A portfolio management strategy, which follows the principles of legendary investors such as Benjamin Graham and Warren Buffett, emerged as the top gainer of 2023. This is INVasset LLP’s Growth Pro Max Fund, which delivered 96.57 per cent return to high net worth investors in the past 12 months and 59.91 per cent return in the six months till December 31.
Explaining the investing strategy, Anirudh Garg, Partner and Fund Manager at INVasset, PMS, told Business Today that their primary aim is to foster long-term investing, free from any biases, whether it is market cap, sector, or investment style biases.
To understand the INVasset strategy, Garg said that one must understand the four primary investment styles. “The first is value investing, where we calculate a company’s value using models like discounted cash flows. This strategy, used by the father of modern investing, Benjamin Graham, involves buying stocks below their intrinsic value and selling above it,” he said.
The second style is growth investing, he said adding they believe each bull market brings new leaders in stocks, sectors, or groups due to underlying changes in the market. “Our approach here involves analysing these changes and their impact on the companies’ revenues and profits,” Garg said.
He further added that the third style is quality investing, akin to Warren Buffett’s approach. “We focus on self-sufficient companies with strong management and financials, high return on investment and excellent free cash flow. These companies typically have competitive advantages like innovative products or cost leadership and are often market leaders or have significant market share gains,” he said.
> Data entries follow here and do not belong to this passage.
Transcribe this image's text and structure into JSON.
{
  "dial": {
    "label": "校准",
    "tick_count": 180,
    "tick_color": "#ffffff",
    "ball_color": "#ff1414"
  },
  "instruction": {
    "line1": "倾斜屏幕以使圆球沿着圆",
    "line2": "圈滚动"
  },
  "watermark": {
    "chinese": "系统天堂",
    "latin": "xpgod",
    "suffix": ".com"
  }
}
The fourth and final style is a safety or pension fund approach. Here, the priority is capital preservation. This helps INVasset to generate modest alpha without risking the principal capital.
“After years of research, we have amalgamated these styles to develop the INVasset AAID (Advanced Algorithm for Investment Decisions). Coupled with our proprietary INVdex, a greed and fear index, we discern the market’s stages and make informed decisions. Our decision-making process is multi-modal. We analyze hundreds of factors in unison, moving away from a uni-modal approach,” Garg said.
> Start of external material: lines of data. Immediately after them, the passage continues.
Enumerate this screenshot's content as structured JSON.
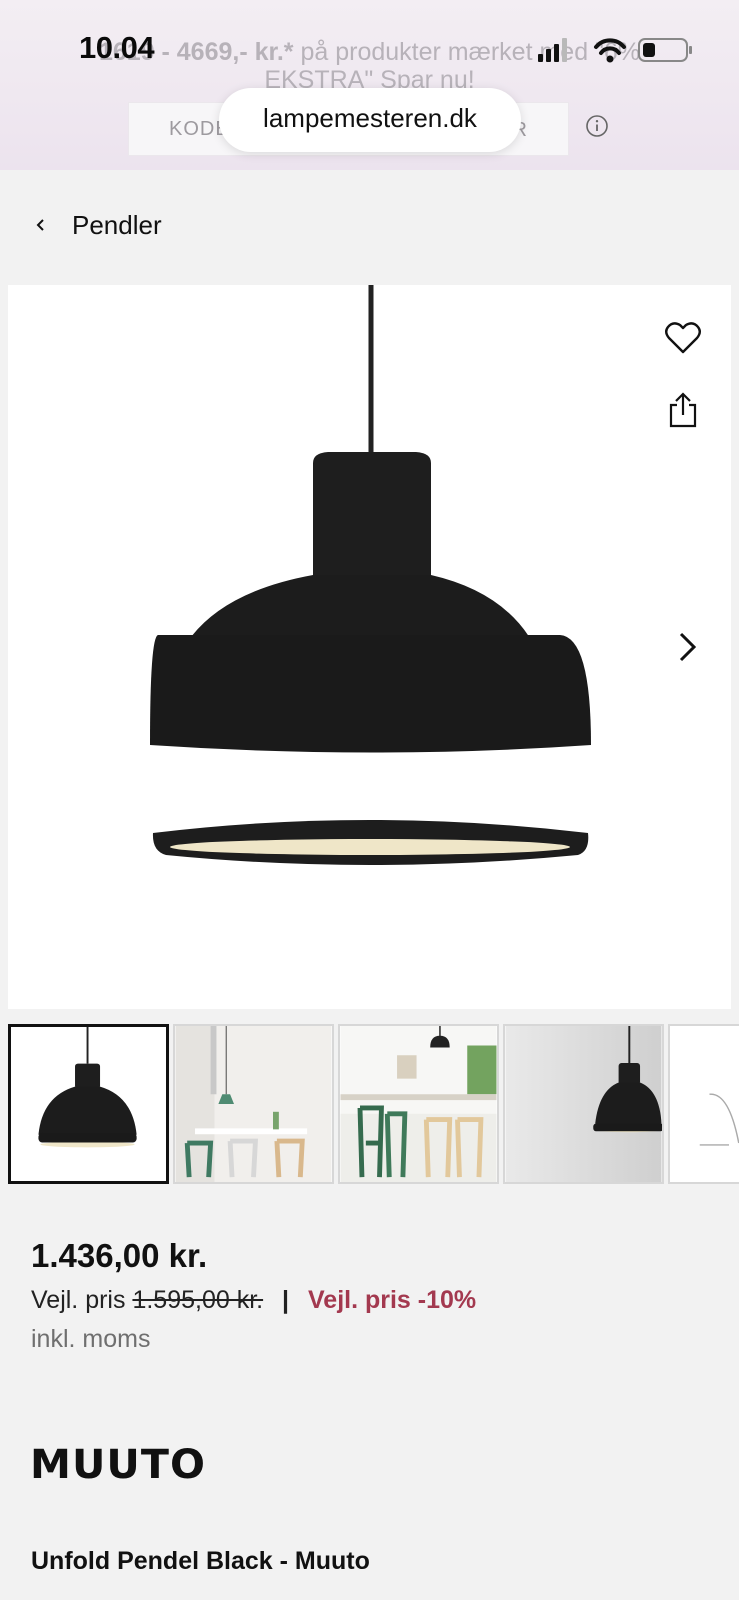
{
  "status_bar": {
    "time": "10.04",
    "icons": [
      "cellular-signal-icon",
      "wifi-icon",
      "battery-icon"
    ]
  },
  "banner": {
    "line1_bold": "1619 - 4669,- kr.*",
    "line1_rest": " på produkter mærket med \"6%",
    "line2": "EKSTRA\"  Spar nu!",
    "code_left": "KODE:",
    "code_right": "R",
    "info_icon": "info-icon"
  },
  "browser": {
    "url": "lampemesteren.dk"
  },
  "breadcrumb": {
    "back_icon": "chevron-left-icon",
    "label": "Pendler"
  },
  "gallery": {
    "actions": [
      "heart-icon",
      "share-icon",
      "chevron-right-icon"
    ],
    "thumbnails": [
      "lamp-product",
      "dining-room",
      "kitchen-bar",
      "lamp-grey",
      "lamp-outline"
    ],
    "active_index": 0
  },
  "pricing": {
    "price": "1.436,00 kr.",
    "rrp_label": "Vejl. pris",
    "rrp_old": "1.595,00 kr.",
    "separator": "|",
    "discount": "Vejl. pris -10%",
    "vat_note": "inkl. moms"
  },
  "brand": {
    "logo_text": "MUUTO"
  },
  "product": {
    "title": "Unfold Pendel Black - Muuto"
  },
  "colors": {
    "accent": "#a3394f",
    "banner_bg": "#ece3ee",
    "page_bg": "#f2f2f2"
  }
}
The money manager also said that they engage in value investing when they perceive overall value in the market, especially during corrections. Their principle is that what appears valuable in a bull market may be a value trap.
“As the markets transition into a new bull run, we focus on growth investing. About 50 per cent to 60 per cent of the time, our strategy revolves around identifying stocks that exhibit relative growth. This means focusing on future potential rather than past performance. We have developed a ‘relative change rewarding criteria,’ where over 170 factors continuously assess more than 1,800 companies to identify the top 100 with the maximum relative change,” Garg said.
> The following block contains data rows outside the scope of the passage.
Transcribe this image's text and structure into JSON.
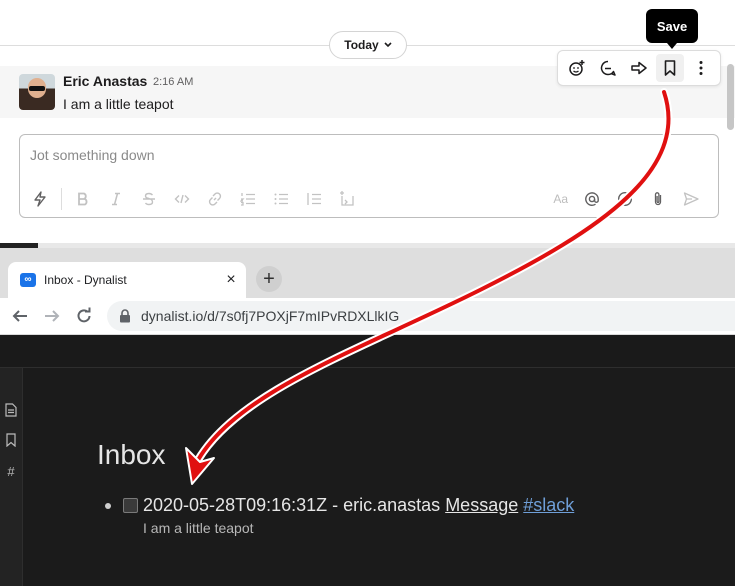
{
  "slack": {
    "date_divider": "Today",
    "message": {
      "author": "Eric Anastas",
      "timestamp": "2:16 AM",
      "text": "I am a little teapot"
    },
    "hover_toolbar": {
      "tooltip": "Save",
      "actions": [
        "add-reaction-icon",
        "reply-in-thread-icon",
        "share-icon",
        "bookmark-icon",
        "more-actions-icon"
      ]
    },
    "composer": {
      "placeholder": "Jot something down",
      "format_label": "Aa"
    }
  },
  "chrome": {
    "tab_title": "Inbox - Dynalist",
    "favicon_glyph": "∞",
    "new_tab_glyph": "+",
    "close_glyph": "×",
    "url": "dynalist.io/d/7s0fj7POXjF7mIPvRDXLlkIG"
  },
  "dynalist": {
    "document_title": "Inbox",
    "item": {
      "text": "2020-05-28T09:16:31Z - eric.anastas ",
      "link_text": "Message",
      "tag": "#slack",
      "note": "I am a little teapot"
    },
    "sidebar_icons": [
      "file-icon",
      "bookmark-icon",
      "tag-icon"
    ],
    "sidebar_tag_glyph": "#"
  },
  "colors": {
    "arrow": "#e01010",
    "dynalist_bg": "#1b1b1b",
    "tag_link": "#6f9fd8",
    "favicon": "#1a73e8"
  }
}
When the markets become expensive, they pivot to quality investing. “Our premise here is that markets can remain overvalued for extended periods. By investing in quality stocks, we aim to safeguard against downturns, not exceeding a 15-20 per cent loss,” he said.
In situations where their index indicates that markets have become overly exuberant and the risk-reward ratio is unfavourable, they shift investments to alternative assets like gold, USD or liquidated arbitrage funds. “This approach was evident when we exited equities entirely in September 2021, before re-entering the market in March 2022, post the Russia-Ukraine conflict,” Garg said.
In India, INVasset zeroed in on the capex sector, particularly post the implementation of GST. The coordination between the central bank and the government, along with digitalisation initiatives, has opened up significant investment avenues.
“We have capitalised on these developments by investing in sectors like defence, power, railways, and public sector banks. Notable stocks in our portfolio include names from the defence sector like Mazagon Dock Shipbuilders, Cochin Shipyards and Bharat Dynamics; from the railways sector like IRCON, RVNL and Titagarh Wagons; and from the power sector like SJVN, NHPC, REC, PFC, as well as public sector banks like PNB and Bank of Maharashtra,” he said.
Their investment in these sectors is based on the belief that the re-rating catch-up required in these sectors is now complete, but there remains significant scope for growth as India continues to develop.
“We are moving from a $2 trillion economy towards a $10 trillion economy in the next decade, and we believe the pace of capex investments in India will be critical in this journey. The transformation that took place in the first 60 years of India's independence, we anticipate, will be replicated in the next five years, signifying a rapid phase of development and investment opportunities,” he said.